Как видите, я не слишком верю в перемены. Но так или иначе, я уселся поудобнее, вдохнул глубоко и твердо решил не просрать хотя бы это дело. А значит — вести его по порядку, по правилам, от и до.
Попадали когда-нибудь в аварию? Если да, то знаете: жизнь — штука быстрая. Даже слишком.
Так вот, поймите: каждый момент нашей жизни — как в аварии. Монотонность, привычность, порядок мира вокруг создают видимость: все под контролем, в нашей власти вмешаться и выправить. И в голове у каждого сидит гордое: «Смогу, если захочу». О, как мы крепко подсели на эту фальшь! Потому настоящие события, подлинный ход вещей, при котором мы — лишь беспомощные жертвы, из наших рассказов про жизнь выпадают. И неважно, про героическое ли рассказывают — прыгнул, спас, победил — или про дрожь и бегство со всех ног, но в рассказах всегда все успевается: и пистолет из канавы подхватить, прежде чем злодей на спуск нажмет, и поразмышлять о судьбах коммунизма в Чехии, пока колкостями обмениваешься.

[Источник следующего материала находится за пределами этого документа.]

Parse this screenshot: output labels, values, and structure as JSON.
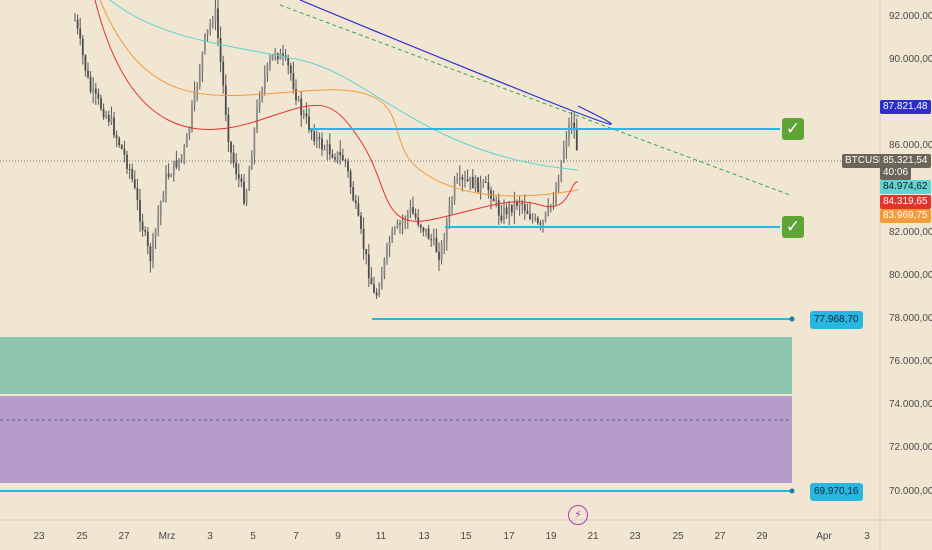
{
  "chart_data": {
    "type": "candlestick",
    "symbol": "BTCUSDT",
    "y_axis_ticks": [
      "92.000,00",
      "90.000,00",
      "86.000,00",
      "82.000,00",
      "80.000,00",
      "78.000,00",
      "76.000,00",
      "74.000,00",
      "72.000,00",
      "70.000,00"
    ],
    "x_axis_ticks": [
      "23",
      "25",
      "27",
      "Mrz",
      "3",
      "5",
      "7",
      "9",
      "11",
      "13",
      "15",
      "17",
      "19",
      "21",
      "23",
      "25",
      "27",
      "29",
      "Apr",
      "3"
    ],
    "price_labels": {
      "ma_blue": "87.821,48",
      "last_price": "85.321,54",
      "countdown": "40:06",
      "ma_cyan": "84.974,62",
      "ma_red": "84.319,65",
      "ma_orange": "83.969,75"
    },
    "horizontal_levels": {
      "resistance_upper": "86.800",
      "support_middle": "82.200",
      "support_low": "77.968,70",
      "support_bottom": "69.970,16"
    },
    "zones": [
      {
        "name": "green-zone",
        "from": 74.8,
        "to": 77.1
      },
      {
        "name": "purple-zone",
        "from": 70.3,
        "to": 74.4
      }
    ],
    "ylim": [
      69.2,
      93.4
    ],
    "colors": {
      "background": "#f0e6d2",
      "candle": "#595959",
      "ma_blue": "#2d2dd0",
      "ma_cyan": "#60d3d2",
      "ma_red": "#e5322b",
      "ma_orange": "#f39a3a",
      "level": "#29b6e0",
      "green_zone": "#8ec5ae",
      "purple_zone": "#b69ccb",
      "trendline": "#3aa84a"
    }
  },
  "icons": {
    "checkmark_upper": "check-icon",
    "checkmark_lower": "check-icon",
    "flash": "lightning-icon"
  },
  "glyphs": {
    "check": "✓",
    "lightning": "⚡"
  }
}
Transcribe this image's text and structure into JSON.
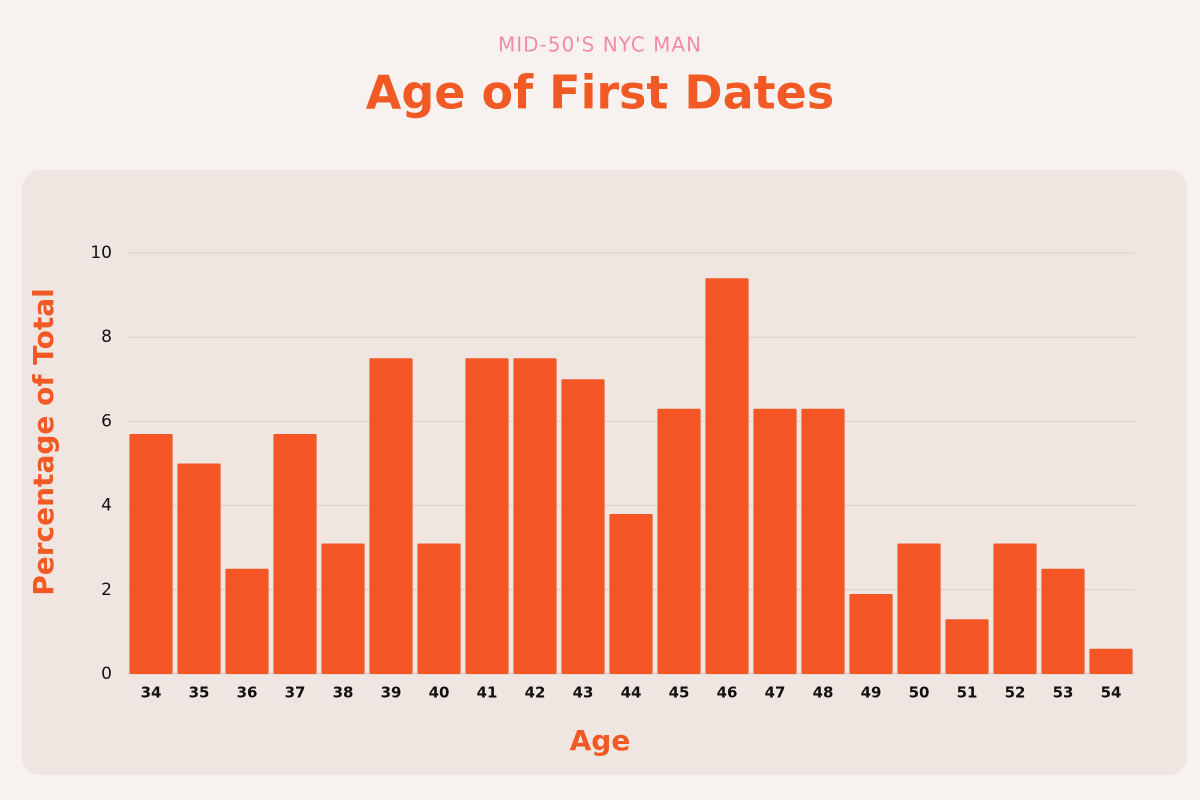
{
  "chart_data": {
    "type": "bar",
    "subtitle": "MID-50'S NYC MAN",
    "title": "Age of First Dates",
    "x_label": "Age",
    "y_label": "Percentage of Total",
    "categories": [
      "34",
      "35",
      "36",
      "37",
      "38",
      "39",
      "40",
      "41",
      "42",
      "43",
      "44",
      "45",
      "46",
      "47",
      "48",
      "49",
      "50",
      "51",
      "52",
      "53",
      "54"
    ],
    "values": [
      5.7,
      5.0,
      2.5,
      5.7,
      3.1,
      7.5,
      3.1,
      7.5,
      7.5,
      7.0,
      3.8,
      6.3,
      9.4,
      6.3,
      6.3,
      1.9,
      3.1,
      1.3,
      3.1,
      2.5,
      0.6
    ],
    "color": "#f45725",
    "ylim": [
      0,
      10
    ],
    "yticks": [
      0,
      2,
      4,
      6,
      8,
      10
    ],
    "grid": true
  }
}
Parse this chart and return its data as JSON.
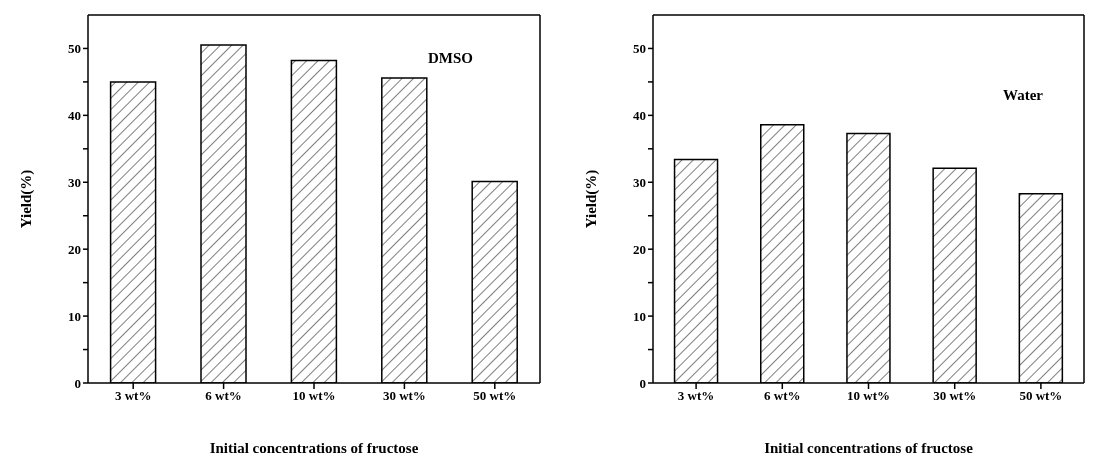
{
  "chart_data": [
    {
      "type": "bar",
      "categories": [
        "3 wt%",
        "6 wt%",
        "10 wt%",
        "30 wt%",
        "50 wt%"
      ],
      "values": [
        45.0,
        50.5,
        48.2,
        45.6,
        30.1
      ],
      "color": "#000000",
      "xlabel": "Initial concentrations of fructose",
      "ylabel": "Yield(%)",
      "ylim": [
        0,
        55
      ],
      "yticks": [
        0,
        {
          "value": 5,
          "label": null
        },
        10,
        {
          "value": 15,
          "label": null
        },
        20,
        {
          "value": 25,
          "label": null
        },
        30,
        {
          "value": 35,
          "label": null
        },
        40,
        {
          "value": 45,
          "label": null
        },
        50
      ],
      "annotations": [
        "DMSO"
      ],
      "grid": false,
      "legend": false
    },
    {
      "type": "bar",
      "categories": [
        "3 wt%",
        "6 wt%",
        "10 wt%",
        "30 wt%",
        "50 wt%"
      ],
      "values": [
        33.4,
        38.6,
        37.3,
        32.1,
        28.3
      ],
      "color": "#000000",
      "xlabel": "Initial concentrations of fructose",
      "ylabel": "Yield(%)",
      "ylim": [
        0,
        55
      ],
      "yticks": [
        0,
        {
          "value": 5,
          "label": null
        },
        10,
        {
          "value": 15,
          "label": null
        },
        20,
        {
          "value": 25,
          "label": null
        },
        30,
        {
          "value": 35,
          "label": null
        },
        40,
        {
          "value": 45,
          "label": null
        },
        50
      ],
      "annotations": [
        "Water"
      ],
      "grid": false,
      "legend": false
    }
  ]
}
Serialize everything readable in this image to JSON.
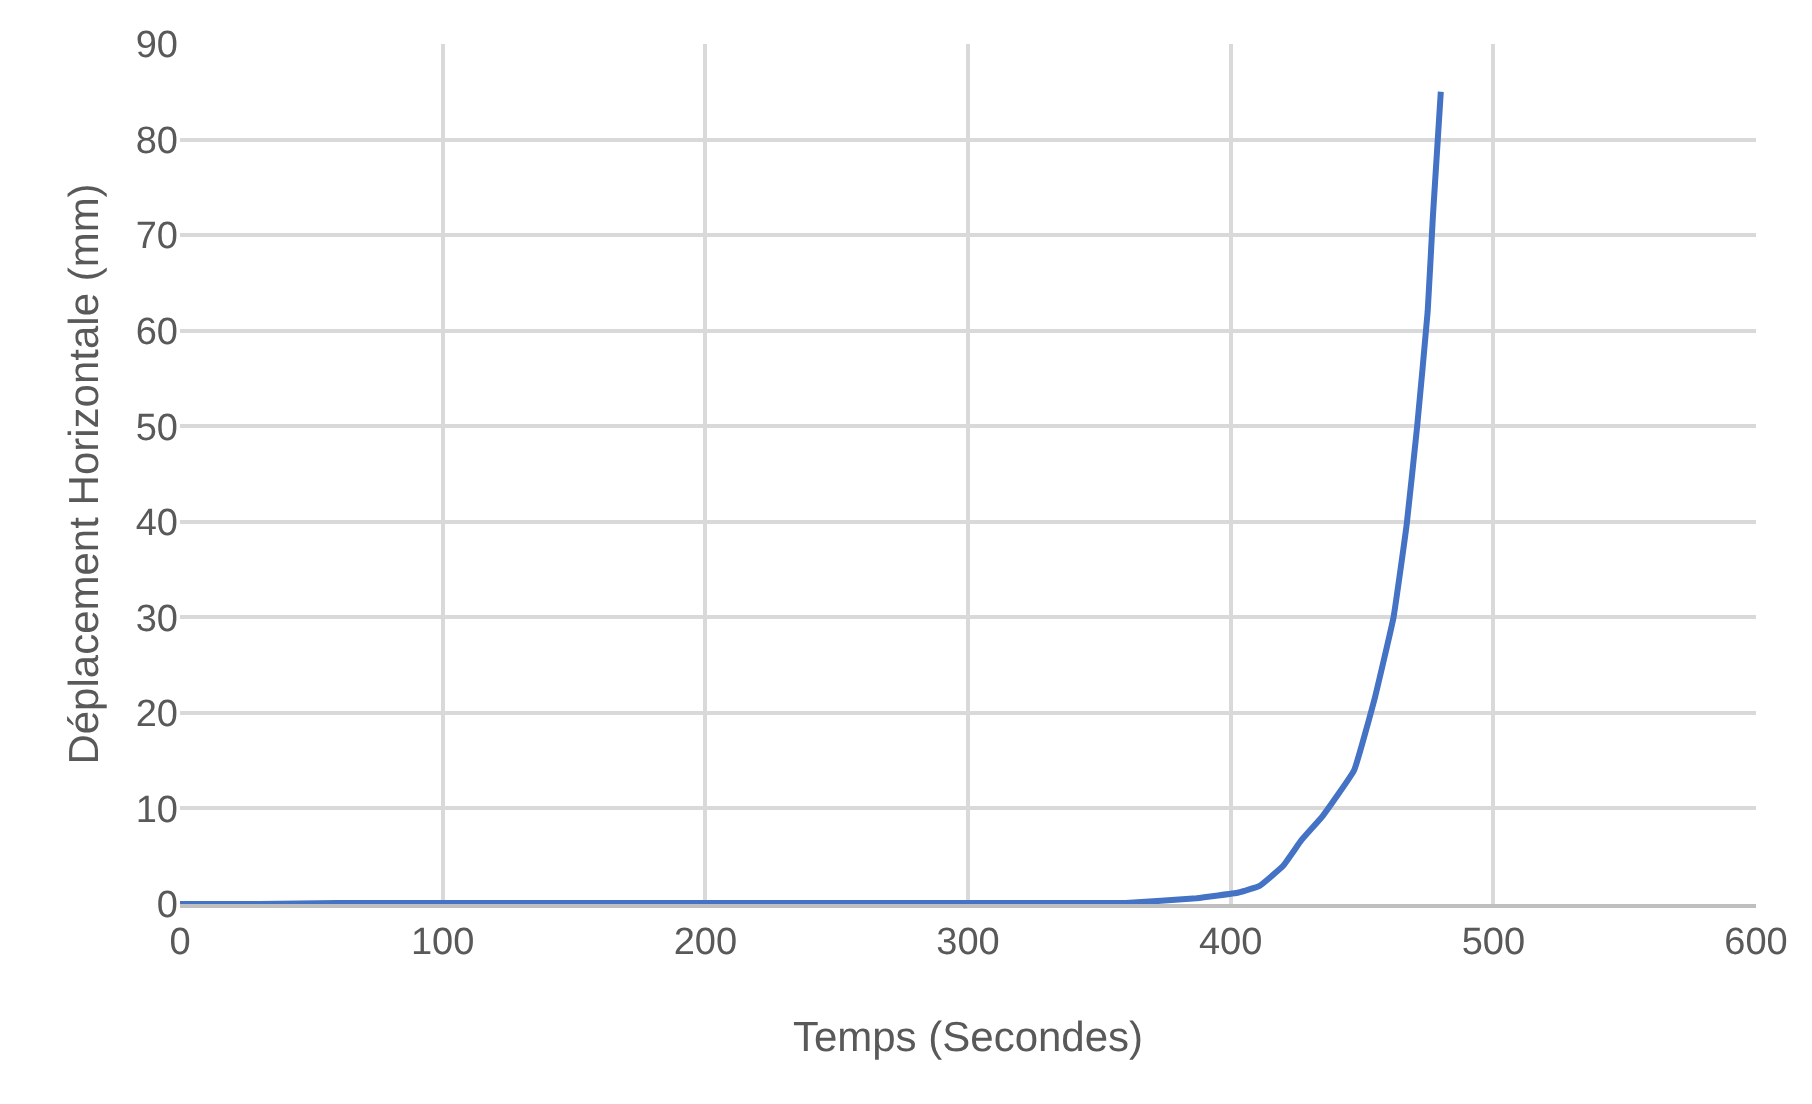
{
  "chart_data": {
    "type": "line",
    "xlabel": "Temps (Secondes)",
    "ylabel": "Déplacement Horizontale (mm)",
    "series": [
      {
        "color": "#4472c4",
        "x": [
          0,
          30,
          60,
          150,
          250,
          340,
          360,
          387,
          403,
          411,
          420,
          427,
          435,
          447,
          455,
          462,
          467,
          471,
          475,
          477,
          480
        ],
        "values": [
          0,
          0,
          0.1,
          0.1,
          0.1,
          0.1,
          0.1,
          0.6,
          1.2,
          1.9,
          4.0,
          6.7,
          9.2,
          14.0,
          21.7,
          30,
          39.7,
          50,
          62,
          72,
          85
        ]
      }
    ],
    "xlim": [
      0,
      600
    ],
    "xticks": [
      0,
      100,
      200,
      300,
      400,
      500,
      600
    ],
    "ylim": [
      0,
      90
    ],
    "yticks": [
      0,
      10,
      20,
      30,
      40,
      50,
      60,
      70,
      80,
      90
    ],
    "grid": true,
    "marker": "none",
    "line_style": "solid"
  }
}
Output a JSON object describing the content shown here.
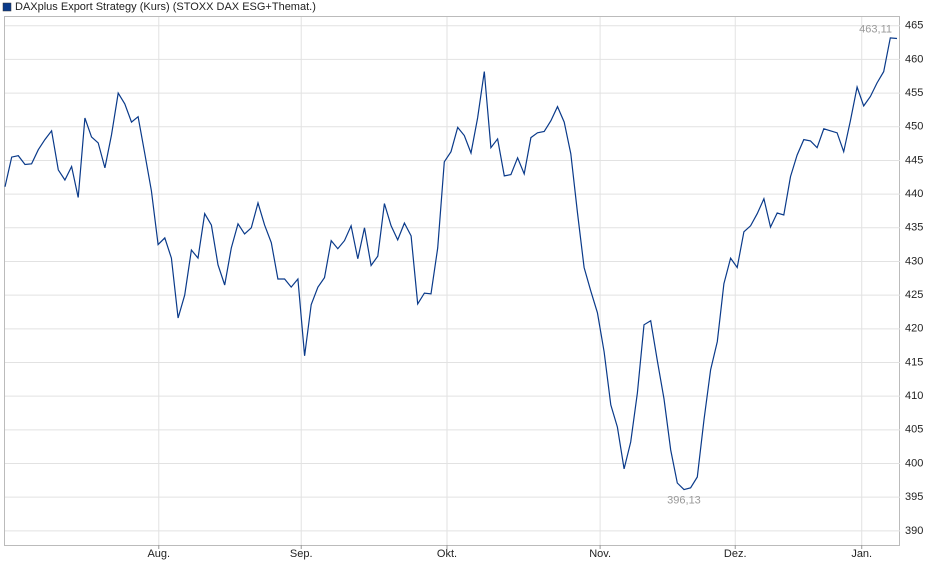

Поразительное самообольщение.
Если подумать: мы же по жизни как автоматы движемся. А когда озираемся, соображая, то всегда на шаг позади жизни, смотрим в недоумении, будто сдачу ожидая где-нибудь в иноязычной и странной загранице. Потом нам кажется: времени было вдосталь, мы со всем сами управились. В действительности мы наши впечатления о событиях переносим на сами события, нам кажется: они происходили именно так, как нам представлялось. Удивительный парадокс человеческой натуры: наше воображаемое прошлое в таком же рабстве у настоящего, как настоящее — у прошлого истинного. Как только мы загрузим впечатление в память, оприходуем, уложим на полку — оно наше целиком, верти как вздумается. Потому прошлое видится непрерывной цепочкой наших важных и ответственных решений, каждый момент — дверь в тысячи возможностей.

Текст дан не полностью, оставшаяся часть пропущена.